La que gritaba era Dahlia. Después de haber caído sobre Alegni y haberlo hecho caer de rodillas, había rebotado violentamente y se había alejado rodando, sin importarle en absoluto las heridas o el dolor que hubieran podido derivarse de un descenso tan violento, pues volvió inmediatamente a por el caudillo, que ya parecía muerto, convirtiendo su bastón en un mayal y lanzando una ráfaga de golpes sobre él. Las varas giratorias chocaron una y otra vez contra su rostro y su cabeza, con saña, mientras la mujer escupía maldiciones con cada golpe, pronunciando palabras y emitiendo sonidos salvajes que parecían provenir de un lugar muy remoto de su conciencia.

De repente, la expresión en el rostro de Artemis Entreri le reveló a Drizzt que conocía aquel lugar y comprendía aquellos gritos, y tuvo que admitir que el hecho de que los reconociera le escoció un poco.

El asesino se apartó de Drizzt y entró corriendo en la habitación, cargando contra Dahlia y abrazándola para mantener sus brazos pegados a los costados mientras se la llevaba a rastras. Incluso en ese momento, mientras se revolvía, consiguió levantar el pie y patear lo que quedaba de la cara del jefe tiflin.

Drizzt se desplazó hasta la entrada de la sala e intentó darle algún sentido a lo que estaba viendo. No cabía duda de que Alegni estaba muerto. Permanecía de rodillas sólo porque la ráfaga de golpes de izquierda a derecha no le había permitido todavía desplomarse. Su cabeza había quedado reducida a una masa sanguinolenta y ya no había vida en su único ojo, sólo el opaco velo de la muerte.

Entreri siguió apartando a Dahlia de allí a rastras, hacia la izquierda de donde Drizzt estaba. Detrás de ellos se veía la familiar silueta de una enana corriendo de un lado a otro y golpeando el suelo con una gran maza mientras reía como loca. Pasó corriendo junto a otro sombrío, uno al que Drizzt reconoció de una batalla anterior en el bosque. Este permanecía inmóvil, afectado por algún conjuro.

Y el otro sombrío, el brujo contrahecho, apareció a poca distancia del drow.

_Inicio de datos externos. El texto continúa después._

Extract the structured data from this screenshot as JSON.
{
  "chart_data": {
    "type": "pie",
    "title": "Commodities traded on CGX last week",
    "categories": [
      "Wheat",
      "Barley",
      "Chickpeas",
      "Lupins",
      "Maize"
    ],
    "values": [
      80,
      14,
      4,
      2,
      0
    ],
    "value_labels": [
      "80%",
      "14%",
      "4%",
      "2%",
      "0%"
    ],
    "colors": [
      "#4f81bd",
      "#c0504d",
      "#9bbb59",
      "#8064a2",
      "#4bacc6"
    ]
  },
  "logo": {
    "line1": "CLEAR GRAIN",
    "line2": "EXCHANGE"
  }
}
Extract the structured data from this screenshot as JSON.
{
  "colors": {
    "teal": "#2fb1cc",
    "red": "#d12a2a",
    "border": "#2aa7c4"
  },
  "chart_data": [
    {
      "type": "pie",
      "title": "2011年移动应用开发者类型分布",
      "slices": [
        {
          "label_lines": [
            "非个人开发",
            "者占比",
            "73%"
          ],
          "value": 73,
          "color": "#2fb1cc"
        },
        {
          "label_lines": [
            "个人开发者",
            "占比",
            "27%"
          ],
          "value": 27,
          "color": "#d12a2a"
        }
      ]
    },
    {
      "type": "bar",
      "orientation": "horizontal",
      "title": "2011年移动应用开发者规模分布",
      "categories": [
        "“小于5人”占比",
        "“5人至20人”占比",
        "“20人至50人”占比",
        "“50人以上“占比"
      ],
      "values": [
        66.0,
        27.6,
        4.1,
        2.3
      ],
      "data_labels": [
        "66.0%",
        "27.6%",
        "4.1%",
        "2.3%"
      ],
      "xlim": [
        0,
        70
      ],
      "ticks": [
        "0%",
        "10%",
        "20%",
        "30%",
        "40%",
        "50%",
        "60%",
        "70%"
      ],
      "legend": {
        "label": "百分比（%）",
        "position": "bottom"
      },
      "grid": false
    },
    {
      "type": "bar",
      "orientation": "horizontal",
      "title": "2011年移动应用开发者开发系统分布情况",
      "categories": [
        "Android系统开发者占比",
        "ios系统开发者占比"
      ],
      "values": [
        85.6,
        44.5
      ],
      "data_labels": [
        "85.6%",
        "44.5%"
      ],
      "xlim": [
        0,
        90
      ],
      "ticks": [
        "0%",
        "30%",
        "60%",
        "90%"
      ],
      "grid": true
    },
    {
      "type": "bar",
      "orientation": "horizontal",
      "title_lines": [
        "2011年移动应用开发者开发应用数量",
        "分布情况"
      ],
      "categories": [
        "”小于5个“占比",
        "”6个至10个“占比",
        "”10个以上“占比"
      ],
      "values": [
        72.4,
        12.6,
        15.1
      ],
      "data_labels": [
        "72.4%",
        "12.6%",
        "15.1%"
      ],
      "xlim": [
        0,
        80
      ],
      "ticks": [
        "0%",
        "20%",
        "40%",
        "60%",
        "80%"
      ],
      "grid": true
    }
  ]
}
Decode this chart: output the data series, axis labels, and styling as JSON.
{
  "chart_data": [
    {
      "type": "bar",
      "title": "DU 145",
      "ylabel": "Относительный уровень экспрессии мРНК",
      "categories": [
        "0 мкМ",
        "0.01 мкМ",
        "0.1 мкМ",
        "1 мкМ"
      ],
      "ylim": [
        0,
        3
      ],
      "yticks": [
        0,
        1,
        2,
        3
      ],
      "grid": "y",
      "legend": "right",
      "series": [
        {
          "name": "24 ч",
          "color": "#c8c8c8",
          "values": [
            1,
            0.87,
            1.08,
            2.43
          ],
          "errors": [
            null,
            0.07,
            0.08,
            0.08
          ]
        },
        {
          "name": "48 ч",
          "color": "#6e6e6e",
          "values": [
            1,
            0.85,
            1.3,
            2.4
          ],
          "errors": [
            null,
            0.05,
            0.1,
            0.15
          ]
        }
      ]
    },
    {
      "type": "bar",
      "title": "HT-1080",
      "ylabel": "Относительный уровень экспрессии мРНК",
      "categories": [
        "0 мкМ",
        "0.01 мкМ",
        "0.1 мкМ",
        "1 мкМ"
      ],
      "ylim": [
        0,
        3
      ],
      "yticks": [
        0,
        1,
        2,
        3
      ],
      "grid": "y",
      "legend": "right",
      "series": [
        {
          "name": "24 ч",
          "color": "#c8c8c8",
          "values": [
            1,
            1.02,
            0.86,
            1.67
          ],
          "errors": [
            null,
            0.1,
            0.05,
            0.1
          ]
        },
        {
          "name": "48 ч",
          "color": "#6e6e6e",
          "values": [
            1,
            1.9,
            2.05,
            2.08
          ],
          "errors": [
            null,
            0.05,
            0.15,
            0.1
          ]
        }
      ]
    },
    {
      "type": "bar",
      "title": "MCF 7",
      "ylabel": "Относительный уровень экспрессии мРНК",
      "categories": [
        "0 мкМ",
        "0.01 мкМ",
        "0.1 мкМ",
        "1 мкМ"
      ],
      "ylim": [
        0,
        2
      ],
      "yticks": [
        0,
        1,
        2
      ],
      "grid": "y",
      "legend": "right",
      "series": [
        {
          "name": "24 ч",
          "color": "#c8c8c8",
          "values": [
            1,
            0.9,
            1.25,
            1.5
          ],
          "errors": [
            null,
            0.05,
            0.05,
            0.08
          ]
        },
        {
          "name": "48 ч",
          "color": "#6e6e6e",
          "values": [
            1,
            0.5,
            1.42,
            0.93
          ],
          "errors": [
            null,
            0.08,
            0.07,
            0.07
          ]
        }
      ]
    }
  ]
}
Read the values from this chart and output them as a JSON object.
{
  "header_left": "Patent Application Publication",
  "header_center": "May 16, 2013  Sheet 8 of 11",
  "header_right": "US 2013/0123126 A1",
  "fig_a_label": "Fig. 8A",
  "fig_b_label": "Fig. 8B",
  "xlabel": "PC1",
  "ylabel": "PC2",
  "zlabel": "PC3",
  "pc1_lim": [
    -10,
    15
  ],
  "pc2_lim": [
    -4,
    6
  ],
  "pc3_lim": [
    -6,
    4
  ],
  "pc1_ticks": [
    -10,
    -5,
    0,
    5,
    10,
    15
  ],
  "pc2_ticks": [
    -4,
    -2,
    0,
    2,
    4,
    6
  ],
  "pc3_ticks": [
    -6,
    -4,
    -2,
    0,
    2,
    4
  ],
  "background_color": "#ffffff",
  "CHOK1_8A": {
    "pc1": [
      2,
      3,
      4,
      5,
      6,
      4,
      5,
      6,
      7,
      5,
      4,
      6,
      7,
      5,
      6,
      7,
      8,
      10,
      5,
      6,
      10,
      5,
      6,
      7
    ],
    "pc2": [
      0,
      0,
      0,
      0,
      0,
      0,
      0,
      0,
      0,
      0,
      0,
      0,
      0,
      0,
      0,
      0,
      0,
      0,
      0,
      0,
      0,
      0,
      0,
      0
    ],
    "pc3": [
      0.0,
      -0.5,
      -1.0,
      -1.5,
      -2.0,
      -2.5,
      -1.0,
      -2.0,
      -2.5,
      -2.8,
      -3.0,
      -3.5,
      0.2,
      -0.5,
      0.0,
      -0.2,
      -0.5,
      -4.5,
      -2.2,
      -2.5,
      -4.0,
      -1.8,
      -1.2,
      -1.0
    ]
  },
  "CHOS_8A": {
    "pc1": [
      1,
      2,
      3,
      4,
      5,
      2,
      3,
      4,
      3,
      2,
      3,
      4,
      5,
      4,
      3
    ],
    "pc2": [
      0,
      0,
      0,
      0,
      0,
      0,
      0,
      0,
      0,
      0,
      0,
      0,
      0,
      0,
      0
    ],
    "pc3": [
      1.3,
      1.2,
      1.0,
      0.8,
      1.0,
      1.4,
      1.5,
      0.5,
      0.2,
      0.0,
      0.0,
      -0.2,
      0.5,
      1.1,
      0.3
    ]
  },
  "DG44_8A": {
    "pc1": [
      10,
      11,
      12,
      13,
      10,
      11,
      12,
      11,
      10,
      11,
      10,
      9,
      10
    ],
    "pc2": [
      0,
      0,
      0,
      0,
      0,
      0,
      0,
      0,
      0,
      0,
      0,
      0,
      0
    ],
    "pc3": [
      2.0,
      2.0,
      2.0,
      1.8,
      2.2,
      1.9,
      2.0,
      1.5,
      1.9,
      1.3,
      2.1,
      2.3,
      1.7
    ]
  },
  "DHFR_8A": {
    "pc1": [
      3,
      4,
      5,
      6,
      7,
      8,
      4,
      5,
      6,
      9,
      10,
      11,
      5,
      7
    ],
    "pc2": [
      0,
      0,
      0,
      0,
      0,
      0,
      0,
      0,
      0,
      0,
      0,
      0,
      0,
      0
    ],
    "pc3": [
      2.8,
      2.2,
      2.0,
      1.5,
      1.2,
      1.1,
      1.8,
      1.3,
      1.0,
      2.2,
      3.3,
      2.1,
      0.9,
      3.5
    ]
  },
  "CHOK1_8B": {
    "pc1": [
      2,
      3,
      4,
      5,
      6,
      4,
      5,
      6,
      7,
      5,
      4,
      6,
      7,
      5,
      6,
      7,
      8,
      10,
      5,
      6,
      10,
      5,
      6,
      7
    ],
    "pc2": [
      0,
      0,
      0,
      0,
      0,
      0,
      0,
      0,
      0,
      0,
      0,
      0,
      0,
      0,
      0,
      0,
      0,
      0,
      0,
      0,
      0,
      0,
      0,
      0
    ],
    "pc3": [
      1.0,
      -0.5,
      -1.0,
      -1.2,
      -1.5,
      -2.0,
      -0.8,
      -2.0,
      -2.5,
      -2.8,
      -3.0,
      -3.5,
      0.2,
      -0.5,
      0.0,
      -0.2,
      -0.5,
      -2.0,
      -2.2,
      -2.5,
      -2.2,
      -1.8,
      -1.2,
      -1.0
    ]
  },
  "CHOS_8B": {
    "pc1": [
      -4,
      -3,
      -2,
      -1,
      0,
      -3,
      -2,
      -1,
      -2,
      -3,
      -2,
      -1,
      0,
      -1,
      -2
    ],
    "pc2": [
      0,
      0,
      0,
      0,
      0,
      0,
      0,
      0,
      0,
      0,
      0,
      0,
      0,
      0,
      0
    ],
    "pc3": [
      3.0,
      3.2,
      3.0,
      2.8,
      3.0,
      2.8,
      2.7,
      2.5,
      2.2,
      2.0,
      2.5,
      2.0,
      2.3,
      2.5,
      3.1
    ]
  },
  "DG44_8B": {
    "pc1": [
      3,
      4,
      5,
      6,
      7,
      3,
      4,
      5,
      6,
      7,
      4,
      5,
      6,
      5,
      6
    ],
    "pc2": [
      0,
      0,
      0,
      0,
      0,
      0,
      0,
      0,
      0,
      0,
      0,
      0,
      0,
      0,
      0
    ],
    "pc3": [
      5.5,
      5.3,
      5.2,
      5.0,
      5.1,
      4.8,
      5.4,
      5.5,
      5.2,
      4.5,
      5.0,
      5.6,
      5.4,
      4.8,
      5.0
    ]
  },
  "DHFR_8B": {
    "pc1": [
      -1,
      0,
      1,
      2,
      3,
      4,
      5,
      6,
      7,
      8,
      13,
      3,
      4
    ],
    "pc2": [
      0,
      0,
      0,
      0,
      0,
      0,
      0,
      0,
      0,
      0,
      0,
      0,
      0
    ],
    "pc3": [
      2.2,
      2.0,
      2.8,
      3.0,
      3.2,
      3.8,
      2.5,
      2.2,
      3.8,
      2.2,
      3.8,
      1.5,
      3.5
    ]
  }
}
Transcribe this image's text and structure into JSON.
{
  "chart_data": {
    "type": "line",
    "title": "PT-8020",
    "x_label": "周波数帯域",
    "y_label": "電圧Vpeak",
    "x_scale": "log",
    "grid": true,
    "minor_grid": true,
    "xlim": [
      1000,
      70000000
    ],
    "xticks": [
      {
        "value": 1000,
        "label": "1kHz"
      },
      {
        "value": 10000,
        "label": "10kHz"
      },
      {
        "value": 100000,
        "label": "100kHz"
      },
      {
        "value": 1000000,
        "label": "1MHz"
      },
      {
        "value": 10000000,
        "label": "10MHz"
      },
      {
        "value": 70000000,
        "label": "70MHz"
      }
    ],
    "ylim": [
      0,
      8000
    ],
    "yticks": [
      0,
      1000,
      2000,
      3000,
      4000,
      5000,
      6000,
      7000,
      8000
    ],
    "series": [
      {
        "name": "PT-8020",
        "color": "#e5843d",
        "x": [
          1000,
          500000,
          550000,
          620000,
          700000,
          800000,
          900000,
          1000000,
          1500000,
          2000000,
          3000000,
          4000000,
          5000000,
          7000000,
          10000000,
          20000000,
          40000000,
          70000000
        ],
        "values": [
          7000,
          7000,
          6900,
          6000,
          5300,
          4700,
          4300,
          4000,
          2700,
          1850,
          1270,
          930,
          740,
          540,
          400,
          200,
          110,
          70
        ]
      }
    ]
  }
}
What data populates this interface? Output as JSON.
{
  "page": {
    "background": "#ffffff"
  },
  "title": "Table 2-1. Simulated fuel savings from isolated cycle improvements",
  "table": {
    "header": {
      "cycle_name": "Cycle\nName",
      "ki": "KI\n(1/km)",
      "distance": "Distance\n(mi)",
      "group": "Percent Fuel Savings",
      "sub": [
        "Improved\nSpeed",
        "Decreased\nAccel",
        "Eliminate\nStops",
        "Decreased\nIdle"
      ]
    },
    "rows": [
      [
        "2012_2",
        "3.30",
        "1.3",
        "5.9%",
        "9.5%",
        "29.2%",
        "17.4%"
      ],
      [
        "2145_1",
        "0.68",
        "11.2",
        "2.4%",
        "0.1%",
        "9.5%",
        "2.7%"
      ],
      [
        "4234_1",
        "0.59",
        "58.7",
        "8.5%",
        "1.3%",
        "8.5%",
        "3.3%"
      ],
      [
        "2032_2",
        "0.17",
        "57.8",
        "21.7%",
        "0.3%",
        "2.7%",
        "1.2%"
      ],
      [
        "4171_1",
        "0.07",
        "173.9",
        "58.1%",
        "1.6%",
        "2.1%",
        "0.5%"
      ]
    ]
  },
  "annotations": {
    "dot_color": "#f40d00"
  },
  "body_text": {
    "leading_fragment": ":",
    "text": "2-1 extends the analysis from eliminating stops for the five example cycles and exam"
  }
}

Este desenvainó las cimitarras, pero el malogrado tiflin no le prestó ninguna atención y avanzó tambaleante hasta Alegni, cayendo sobre él en un abrazo desesperado y gritando:

—¡Padre!

Dahlia, al oír eso, dejó escapar un grito repentino y Drizzt vio cómo se desplomaba en brazos de Entreri, como si le hubieran robado toda la energía. Se quedó inerte, temblorosa, mientras lloraba y luchaba por respirar.

Lo inesperado de aquel momento dejó a Drizzt sin aliento, como si un trueno gigantesco los hubiera dejado a todos aturdidos. Incluso la enana enloquecida se detuvo y se quedó mirando.

—¡Maldita seas! —le gritó el brujo contrahecho a Dahlia—. ¡Asesina! ¡Maldita, maldita seas! ¡Ya intentaste matarme una vez, y ahora lo has matado a él!

Si las palabras hubieran sido puñetazos en el rostro de Dahlia, no podrían haberla herido más, o haberla dejado más estupefacta. Drizzt quiso lanzarse sobre él y silenciarlo para siempre, pero algo lo retuvo, el entendimiento de que había mucho sobre aquella historia que desconocía.

—Te encontraré, madre —dijo el brujo contrahecho, haciendo sentir a Drizzt como si lo hubieran aporreado también—. Desde luego que lo haré —prometió el sombrío antes de comenzar a desvanecerse, volviendo al Páramo de las Sombras.

Entreri abrazó a Dahlia con más fuerza.

—No tenéis mucho tiempo —dijo entonces la enana, dirigiéndose a Drizzt. Bajó la maza y caminó hacia él—. He lanzado un conjuro de silencio en esa sala —le explicó, señalando al túnel que conducía a la forja—, pero vendrán de un momento a otro, no lo dudes.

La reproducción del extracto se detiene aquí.